No cuts without freeze
Administration has found a way to shield police from impacts of the provincial budget reductions unless there is a property tax freeze. In that scenario, the service will have to cut another $8.5 million from its budgets, with the remainder covered by the city.
"We can't absorb further cuts at this time without impacting the service we provide to Calgarians," Chief Mark Neufeld told council.
He said the service would have to cut 85 positions within the service at a time when crime rates are rising faster than that provincial and national averages.
Most of those positions would be civilian roles rather than front-line officers.
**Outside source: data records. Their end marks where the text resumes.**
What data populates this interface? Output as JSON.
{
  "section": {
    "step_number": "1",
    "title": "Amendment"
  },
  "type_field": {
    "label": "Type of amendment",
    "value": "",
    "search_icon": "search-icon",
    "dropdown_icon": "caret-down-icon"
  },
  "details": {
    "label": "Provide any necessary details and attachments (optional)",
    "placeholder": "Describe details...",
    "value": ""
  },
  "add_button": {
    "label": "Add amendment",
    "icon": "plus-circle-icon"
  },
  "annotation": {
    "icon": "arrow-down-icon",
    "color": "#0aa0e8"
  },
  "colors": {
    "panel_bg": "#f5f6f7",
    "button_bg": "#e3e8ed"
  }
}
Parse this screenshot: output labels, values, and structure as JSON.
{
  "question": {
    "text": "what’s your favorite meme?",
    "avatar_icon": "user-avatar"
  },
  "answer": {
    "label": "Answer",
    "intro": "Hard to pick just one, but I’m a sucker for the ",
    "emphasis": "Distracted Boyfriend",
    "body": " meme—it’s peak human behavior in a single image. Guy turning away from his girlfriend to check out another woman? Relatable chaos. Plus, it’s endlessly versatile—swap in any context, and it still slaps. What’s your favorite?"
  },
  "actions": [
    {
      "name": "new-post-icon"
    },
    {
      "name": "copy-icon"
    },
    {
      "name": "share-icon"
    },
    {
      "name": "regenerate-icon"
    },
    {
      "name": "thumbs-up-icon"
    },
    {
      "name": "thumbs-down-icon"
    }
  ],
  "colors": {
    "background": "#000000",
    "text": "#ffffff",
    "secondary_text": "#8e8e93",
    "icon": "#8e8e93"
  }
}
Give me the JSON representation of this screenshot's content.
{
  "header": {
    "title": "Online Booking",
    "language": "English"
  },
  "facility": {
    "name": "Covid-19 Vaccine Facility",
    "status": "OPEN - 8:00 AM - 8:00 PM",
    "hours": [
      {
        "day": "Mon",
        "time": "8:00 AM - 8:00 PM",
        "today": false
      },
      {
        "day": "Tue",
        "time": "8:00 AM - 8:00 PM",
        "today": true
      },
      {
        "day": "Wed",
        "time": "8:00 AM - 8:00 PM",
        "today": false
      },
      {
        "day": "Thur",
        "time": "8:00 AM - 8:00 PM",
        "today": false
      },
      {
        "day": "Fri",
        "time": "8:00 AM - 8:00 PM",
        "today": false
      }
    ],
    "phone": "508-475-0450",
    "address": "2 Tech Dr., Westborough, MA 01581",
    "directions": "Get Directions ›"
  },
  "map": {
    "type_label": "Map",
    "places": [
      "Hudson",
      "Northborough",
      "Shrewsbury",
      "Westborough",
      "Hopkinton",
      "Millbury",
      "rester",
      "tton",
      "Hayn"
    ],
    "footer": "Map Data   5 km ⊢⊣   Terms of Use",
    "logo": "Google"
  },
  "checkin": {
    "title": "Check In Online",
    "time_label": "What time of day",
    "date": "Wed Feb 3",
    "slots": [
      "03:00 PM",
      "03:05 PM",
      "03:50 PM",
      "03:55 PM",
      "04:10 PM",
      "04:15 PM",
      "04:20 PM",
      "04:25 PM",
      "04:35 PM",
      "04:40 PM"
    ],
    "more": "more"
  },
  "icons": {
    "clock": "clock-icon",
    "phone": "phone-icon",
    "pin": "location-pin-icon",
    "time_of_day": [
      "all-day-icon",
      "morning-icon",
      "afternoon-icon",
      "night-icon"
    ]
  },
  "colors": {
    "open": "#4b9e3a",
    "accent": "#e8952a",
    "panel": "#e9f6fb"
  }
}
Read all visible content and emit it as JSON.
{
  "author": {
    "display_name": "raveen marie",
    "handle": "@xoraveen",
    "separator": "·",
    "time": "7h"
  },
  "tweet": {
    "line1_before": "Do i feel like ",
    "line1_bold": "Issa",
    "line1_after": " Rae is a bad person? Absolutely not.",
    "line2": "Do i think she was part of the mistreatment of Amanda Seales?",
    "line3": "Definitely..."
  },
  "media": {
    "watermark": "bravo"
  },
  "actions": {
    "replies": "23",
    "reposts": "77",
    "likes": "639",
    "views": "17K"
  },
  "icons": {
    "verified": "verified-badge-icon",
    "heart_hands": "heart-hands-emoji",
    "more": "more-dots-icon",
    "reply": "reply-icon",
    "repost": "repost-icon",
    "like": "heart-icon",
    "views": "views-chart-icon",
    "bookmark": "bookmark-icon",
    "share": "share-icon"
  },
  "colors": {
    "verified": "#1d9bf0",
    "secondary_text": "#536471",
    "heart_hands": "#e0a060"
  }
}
Speaking after the meeting, Mayor Naheed Nenshi said it's important to take a hard look at the police budget and that it can't just be protected at the expense of other programs.
"We need to be able to manage costs very well and, frankly, the police have not had to deal with cost reductions to the same extent as others," he said of the police budget over the years.
Social service cuts
Cuts to the police budget aren't the only pressures on the service.
Proposed cuts to the social services in the Calgary budget and recent cuts in the provincial budget mean some of those functions will be downloaded onto officers.
One example raised in council on Tuesday was the DOAP teams that roam Calgary and take people in need to shelters like Alpha House. That service was cut back by the province.
"I think the DOAP teams were very helpful to us in terms of demand management," said Neufeld.
There are still teams operating in the inner city, but outlying district are no longer serviced, and Neufeld said officers will now have to transport individuals, many of whom might have a troubled relationship with the service.
"I'm concerned looking at this budget, I think crime will go up and then we'll have to expand your budget," said Coun. Druh Farrell about the impacts of city and provincial cuts.
Neufeld said he has "huge concerns" about those impacts and that the service does not want to cut from crime prevention and focus its energies solely on enforcement.